You say tomato,
I say lycopersicon esculetum
Thinking in Latin
That’s Meconopsis betonicifolia and Dryopteris affinis ‘Cristata’. Yes, I said knowing full well that I knew the plant, but not the Latin name.
British people know botanical Latin. In fact, they don’t know the common names of plants.
We (Americans) trip over the Latin pronunciation of plant names and Brits glide over them like skates on ice. The British once ruled the world, but this fails to explain why non-horticulture people (those ordinary folks), know only the Latin names of plants.
Being extremely jealous of this seemingly painless facility, I was determined to figure out why.
- Go to a garden in Graet Britain and read the plant labels. On the Latin name is given.
- Go to a nursery in Great Britain and read the plant labels. Only the Latin name is given. There is no common name on the label.

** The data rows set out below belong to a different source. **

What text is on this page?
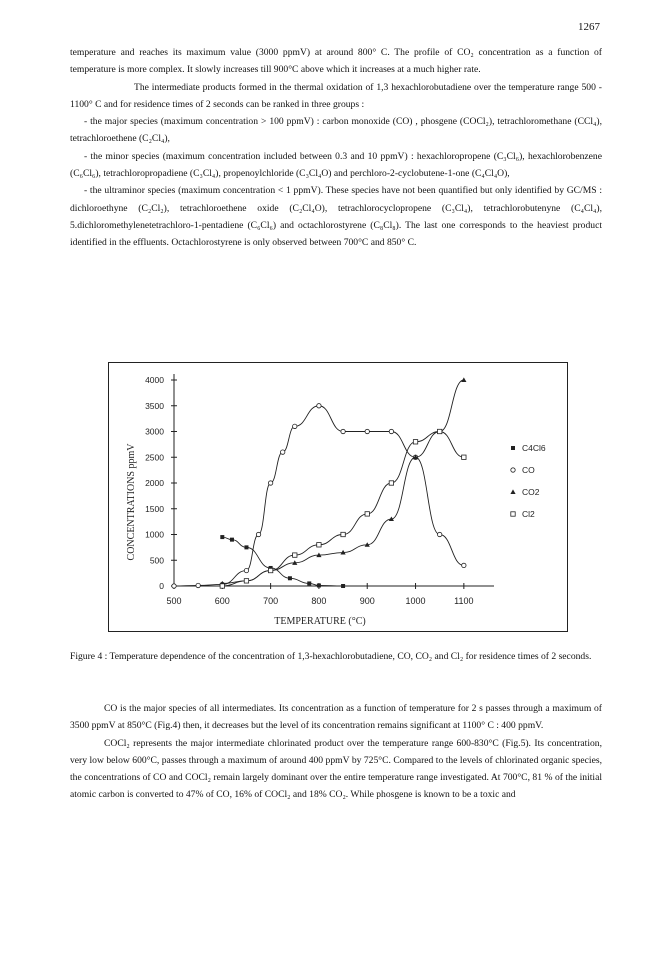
1267

temperature and reaches its maximum value (3000 ppmV) at around 800° C. The profile of CO₂ concentration as a function of temperature is more complex. It slowly increases till 900°C above which it increases at a much higher rate.

The intermediate products formed in the thermal oxidation of 1,3 hexachlorobutadiene over the temperature range 500 - 1100° C and for residence times of 2 seconds can be ranked in three groups :

- the major species (maximum concentration > 100 ppmV) : carbon monoxide (CO) , phosgene (COCl₂), tetrachloromethane (CCl₄), tetrachloroethene (C₂Cl₄),

- the minor species (maximum concentration included between 0.3 and 10 ppmV) : hexachloropropene (C₃Cl₆), hexachlorobenzene (C₆Cl₆), tetrachloropropadiene (C₃Cl₄), propenoylchloride (C₃Cl₄O) and perchloro-2-cyclobutene-1-one (C₄Cl₄O),

- the ultraminor species (maximum concentration < 1 ppmV). These species have not been quantified but only identified by GC/MS : dichloroethyne (C₂Cl₂), tetrachloroethene oxide (C₂Cl₄O), tetrachlorocyclopropene (C₃Cl₄), tetrachlorobutenyne (C₄Cl₄), 5.dichloromethylenetetrachloro-1-pentadiene (C₆Cl₆) and octachlorostyrene (C₈Cl₈). The last one corresponds to the heaviest product identified in the effluents. Octachlorostyrene is only observed between 700°C and 850° C.

0
500
1000
1500
2000
2500
3000
3500
4000
500	600	700	800	900	1000	1100
C4Cl6
CO
CO2
Cl2
CONCENTRATIONS ppmV
TEMPERATURE (°C)

Figure 4 : Temperature dependence of the concentration of 1,3-hexachlorobutadiene, CO, CO₂ and Cl₂ for residence times of 2 seconds.

CO is the major species of all intermediates. Its concentration as a function of temperature for 2 s passes through a maximum of 3500 ppmV at 850°C (Fig.4) then, it decreases but the level of its concentration remains significant at 1100° C : 400 ppmV.

COCl₂ represents the major intermediate chlorinated product over the temperature range 600-830°C (Fig.5). Its concentration, very low below 600°C, passes through a maximum of around 400 ppmV by 725°C. Compared to the levels of chlorinated organic species, the concentrations of CO and COCl₂ remain largely dominant over the entire temperature range investigated. At 700°C, 81 % of the initial atomic carbon is converted to 47% of CO, 16% of COCl₂ and 18% CO₂. While phosgene is known to be a toxic and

If you only learn the Latin names, not only do you recognize the plant by the Latin name, but you also learn the correct pronunciation from an early age. I am not sure you even know there is another “name” for that particular plant. You take it for granted that Trachelospermum jasminoides is the
At first I thought it was too late for me to change my ways. But the longer I am here, the more I identify plants by their Latin names. It’s like learning a foreign language in the classroom and then actually going to the place and speaking the language. Instead of translating what you hear, you begin to think in that language.
I might start to think in Latin, at least when it comes to plants. The name Himalayan blue poppy will never cross my lips, only Meconopsis betonicifolia.